Entre os temas apontados acima, a definição de alíquota do IBS e da CBS talvez seja aquela que mais suscita questionamentos. Isso porque a lei complementar que definir as alíquotas dos tributos necessita assegurar a neutralidade fiscal, de modo a preservar a capacidade arrecadatória dos entes federativos sem aumentar indevidamente a carga tributária sobre contribuintes. Nesses termos, a lei complementar deverá estabelecer a metodologia de revisão e ajuste anual das alíquotas para permitir que sejam adequadas às dinâmicas e às necessidades fiscais do país. Além disso, vale destacar que foi estabelecida uma previsão expressa no artigo 130 do ADCT de que o Senado limitará/travará as alíquotas de referência do IBS e da CBS de forma a manter, em proporção ao PIB, a receita dos tributos extintos.
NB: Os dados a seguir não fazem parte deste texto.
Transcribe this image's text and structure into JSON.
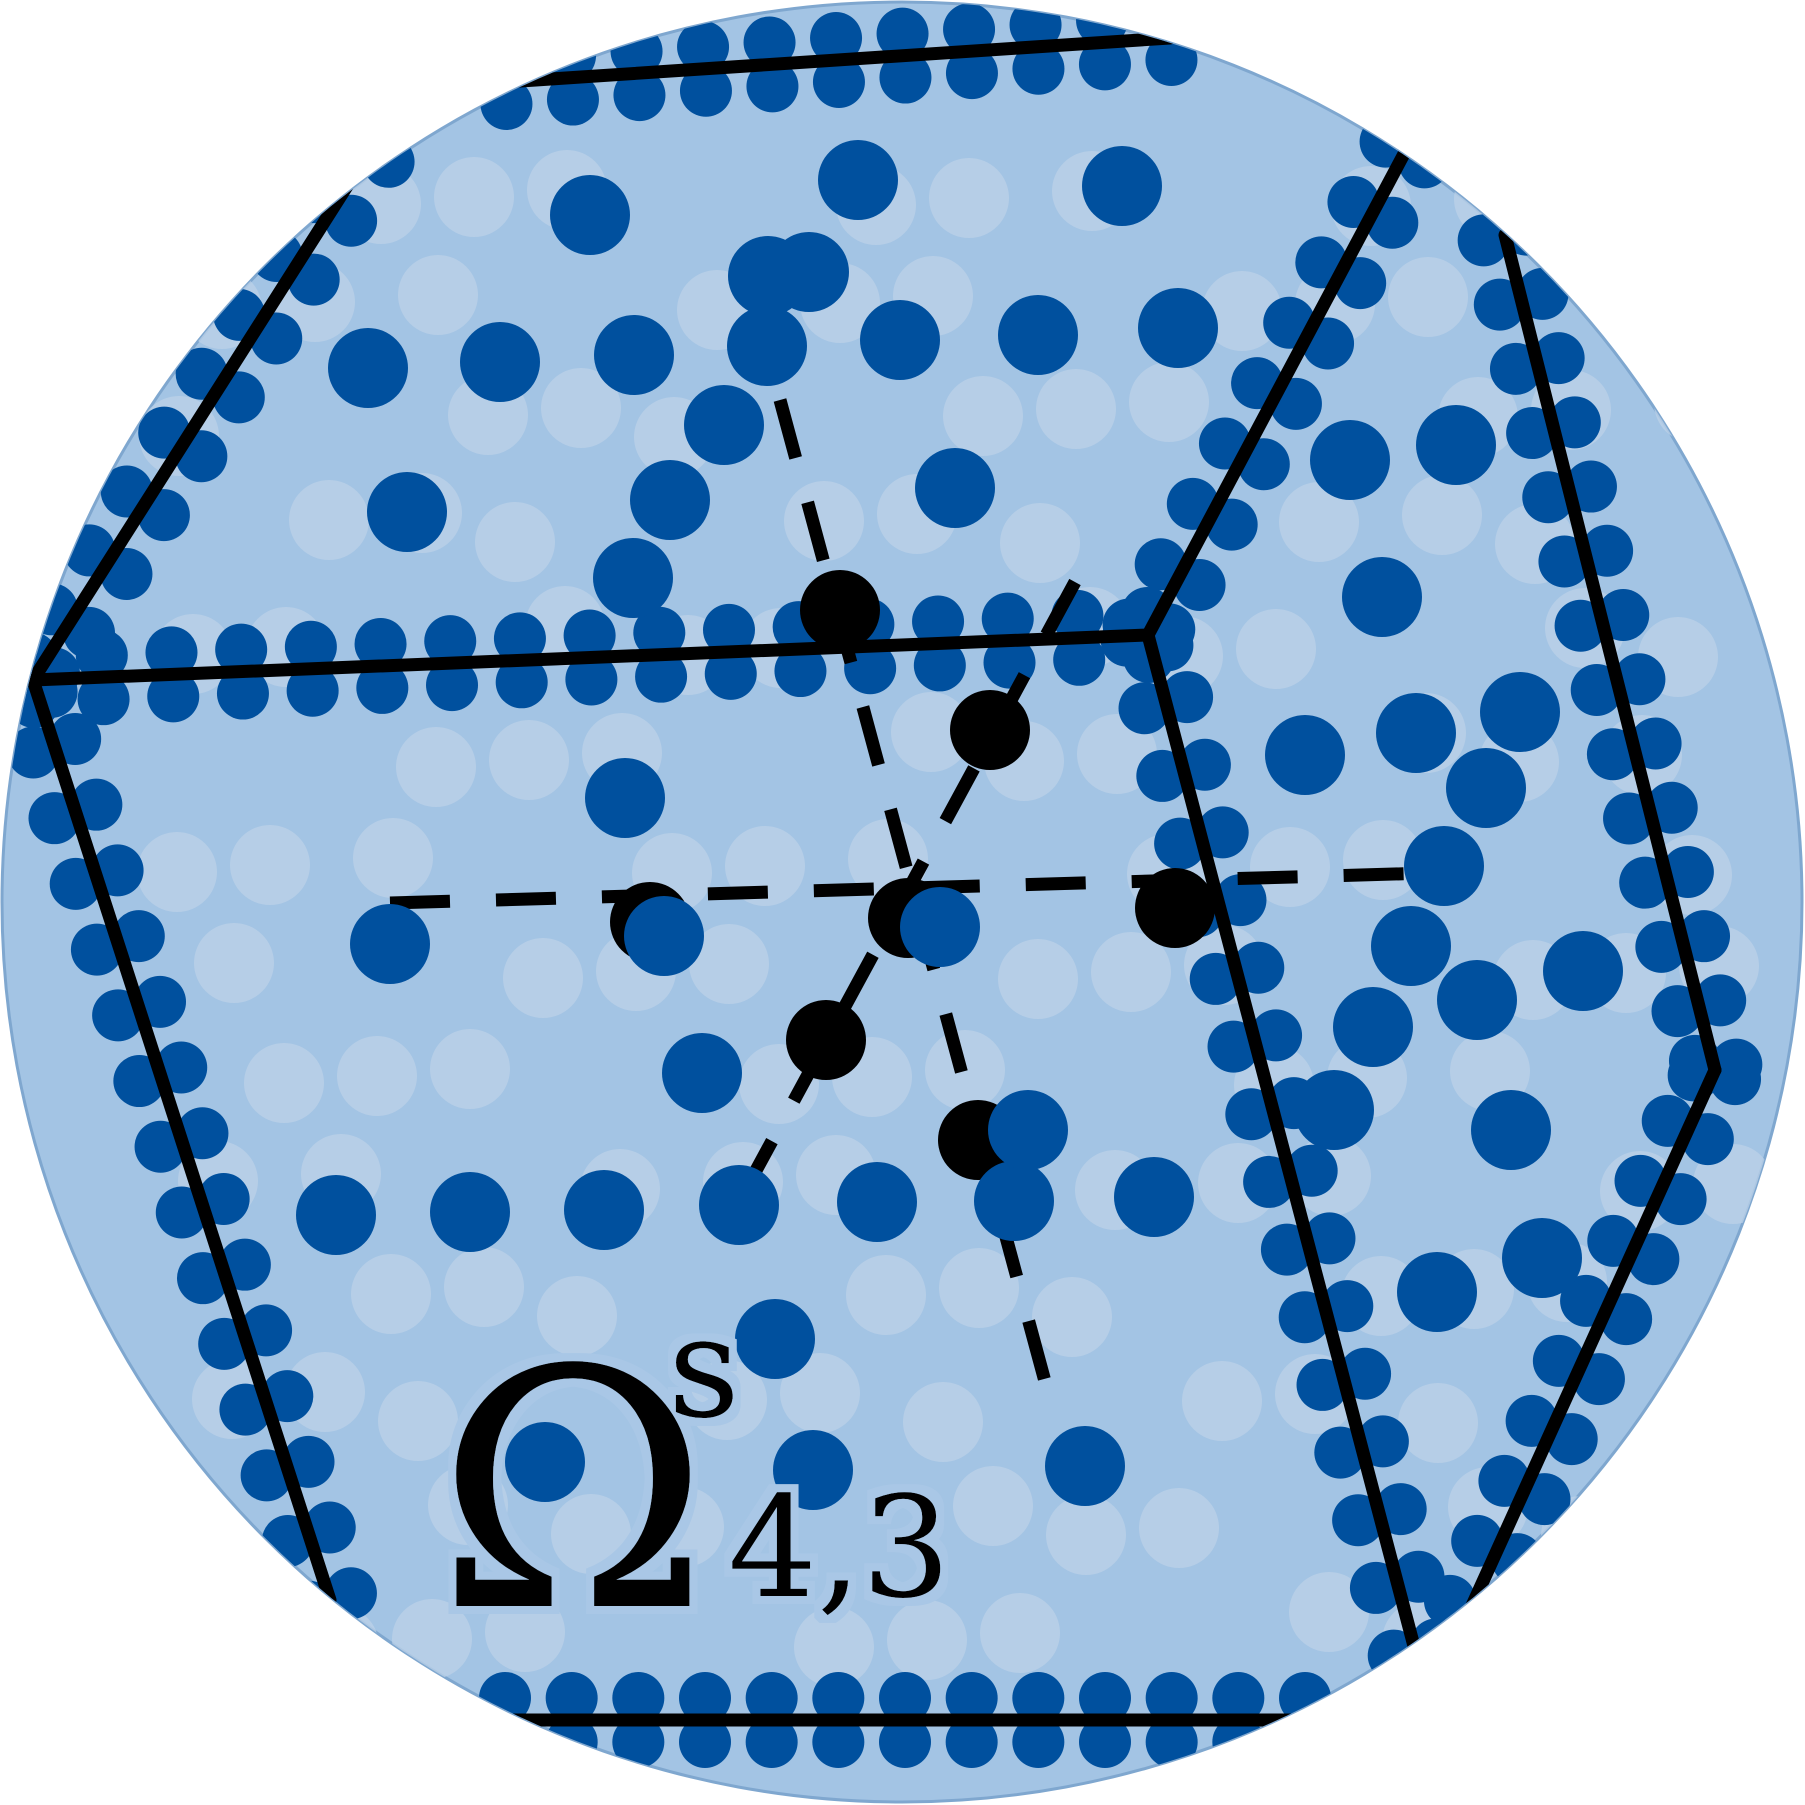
{
  "label": {
    "symbol": "Ω",
    "superscript": "s",
    "subscript": "4,3"
  },
  "colors": {
    "disc_fill": "#a3c4e4",
    "disc_stroke": "#7fa7cf",
    "dot_dark": "#00509e",
    "dot_faint": "#bcd2e8",
    "edge": "#000000",
    "lattice_node": "#000000"
  },
  "description_icons": {
    "disc": "lattice-disc",
    "edges": "polyhedron-edge",
    "dots": "particle-dot"
  }
}
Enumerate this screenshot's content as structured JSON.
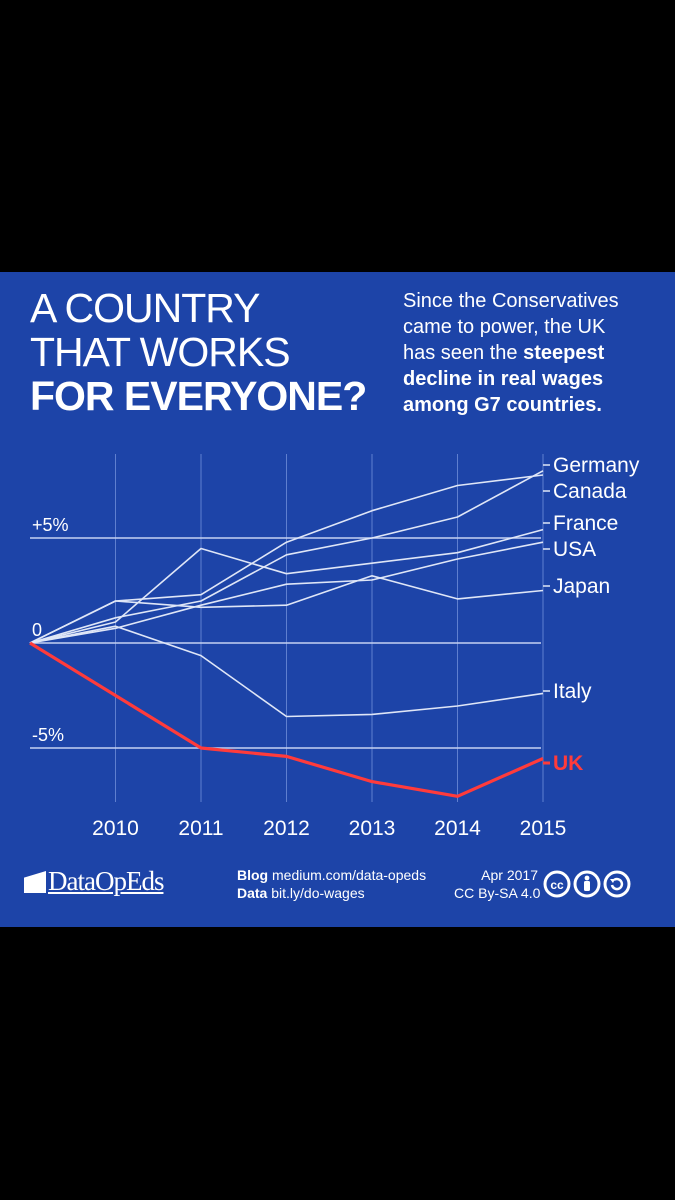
{
  "headline": {
    "line1": "A COUNTRY",
    "line2": "THAT WORKS",
    "line3": "FOR EVERYONE?"
  },
  "subhead": {
    "line1": "Since the Conservatives",
    "line2": "came to power, the UK",
    "line3_prefix": "has seen the ",
    "line3_bold": "steepest",
    "line4": "decline in real wages",
    "line5": "among G7 countries."
  },
  "footer": {
    "logo_text": "DataOpEds",
    "blog_label": "Blog",
    "blog_url": "medium.com/data-opeds",
    "data_label": "Data",
    "data_url": "bit.ly/do-wages",
    "date": "Apr 2017",
    "license": "CC By-SA 4.0"
  },
  "colors": {
    "background": "#1d44a8",
    "lines": "#dfe6f7",
    "highlight": "#ff3b3b",
    "text": "#ffffff"
  },
  "chart_data": {
    "type": "line",
    "x": [
      2009,
      2010,
      2011,
      2012,
      2013,
      2014,
      2015
    ],
    "xticks": [
      "2010",
      "2011",
      "2012",
      "2013",
      "2014",
      "2015"
    ],
    "yticks": [
      {
        "value": 5,
        "label": "+5%"
      },
      {
        "value": 0,
        "label": "0"
      },
      {
        "value": -5,
        "label": "-5%"
      }
    ],
    "ylim": [
      -8,
      9
    ],
    "grid": true,
    "highlight_series": "UK",
    "series": [
      {
        "name": "Germany",
        "values": [
          0,
          2.0,
          2.3,
          4.8,
          6.3,
          7.5,
          8.0
        ]
      },
      {
        "name": "Canada",
        "values": [
          0,
          1.2,
          2.0,
          4.2,
          5.0,
          6.0,
          8.2
        ]
      },
      {
        "name": "France",
        "values": [
          0,
          1.0,
          4.5,
          3.3,
          3.8,
          4.3,
          5.4
        ]
      },
      {
        "name": "USA",
        "values": [
          0,
          0.7,
          1.8,
          2.8,
          3.0,
          4.0,
          4.8
        ]
      },
      {
        "name": "Japan",
        "values": [
          0,
          2.0,
          1.7,
          1.8,
          3.2,
          2.1,
          2.5
        ]
      },
      {
        "name": "Italy",
        "values": [
          0,
          0.8,
          -0.6,
          -3.5,
          -3.4,
          -3.0,
          -2.4
        ]
      },
      {
        "name": "UK",
        "values": [
          0,
          -2.5,
          -5.0,
          -5.4,
          -6.6,
          -7.3,
          -5.5
        ]
      }
    ]
  }
}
Outro tema que gera debate em relação à sua futura regulamentação envolve as competências e atribuições do Comitê Gestor do IBS. Por ser um órgão que reunirá representantes de todos os Estados e alguns Municípios, é, muitas vezes, comparado ao Confaz. Nesse sentido, é importante que se leve em consideração as diversas críticas atualmente aplicáveis ao Confaz em razão das competências arrogadas para si e que se refletiram em decisões políticas que estimularam a atual realidade de guerra fiscal existente em nossa federação. Espera-se que a lei complementar delimite a atuação do Comitê Gestor de modo a desempenhar um papel exclusivamente administrativo na gestão e arrecadação do IBS, mediante a uniformização de normas infralegais a serem editadas pelo órgão, em um papel diferente daquele atualmente exercido pelo Confaz.

Em relação ao imposto seletivo, a lei complementar definirá o alcance de sua incidência e da sua finalidade extrafiscal, de modo a apontar quais produtos e serviços serão tributados para desincentivar atividades prejudiciais à saúde e ao meio ambiente. O ponto de atenção é a eficácia regulatória e a potencial regressividade da medida, a qual pode afetar desproporcionalmente camadas mais vulneráveis da população que consome tais produtos/serviços. Além disso, destaca-se que a redação aprovada pelo Senado autorizou a incidência do imposto seletivo na “extração” de bens que sejam prejudiciais à saúde ou ao meio ambiente. Contudo, tal medida poderá encarecer o preço e impactar o acesso a insumos utilizados na fabricação de dispositivos médicos contemplados com alíquotas reduzidas, o que se mostra como uma contradição da própria reforma.

Por fim, espera-se que os projetos de leis complementares a serem enviados pelo Poder Executivo tenham uma redação clara e assertiva para evitar quaisquer questionamentos e não darem margem para complexidades e interpretações que possam gerar contencioso. A modificação e evolução do texto em decorrência do processo legislativo no Congresso Nacional é uma virtude democrática do nosso país. Ao mesmo tempo, a expectativa também é que os atores envolvidos estejam atentos às mudanças realizadas para que sejam mantidos os objetivos iniciais da reforma, principalmente, o de se alcançar a simplificação do sistema atual para estimular o desenvolvimento econômico e social do país.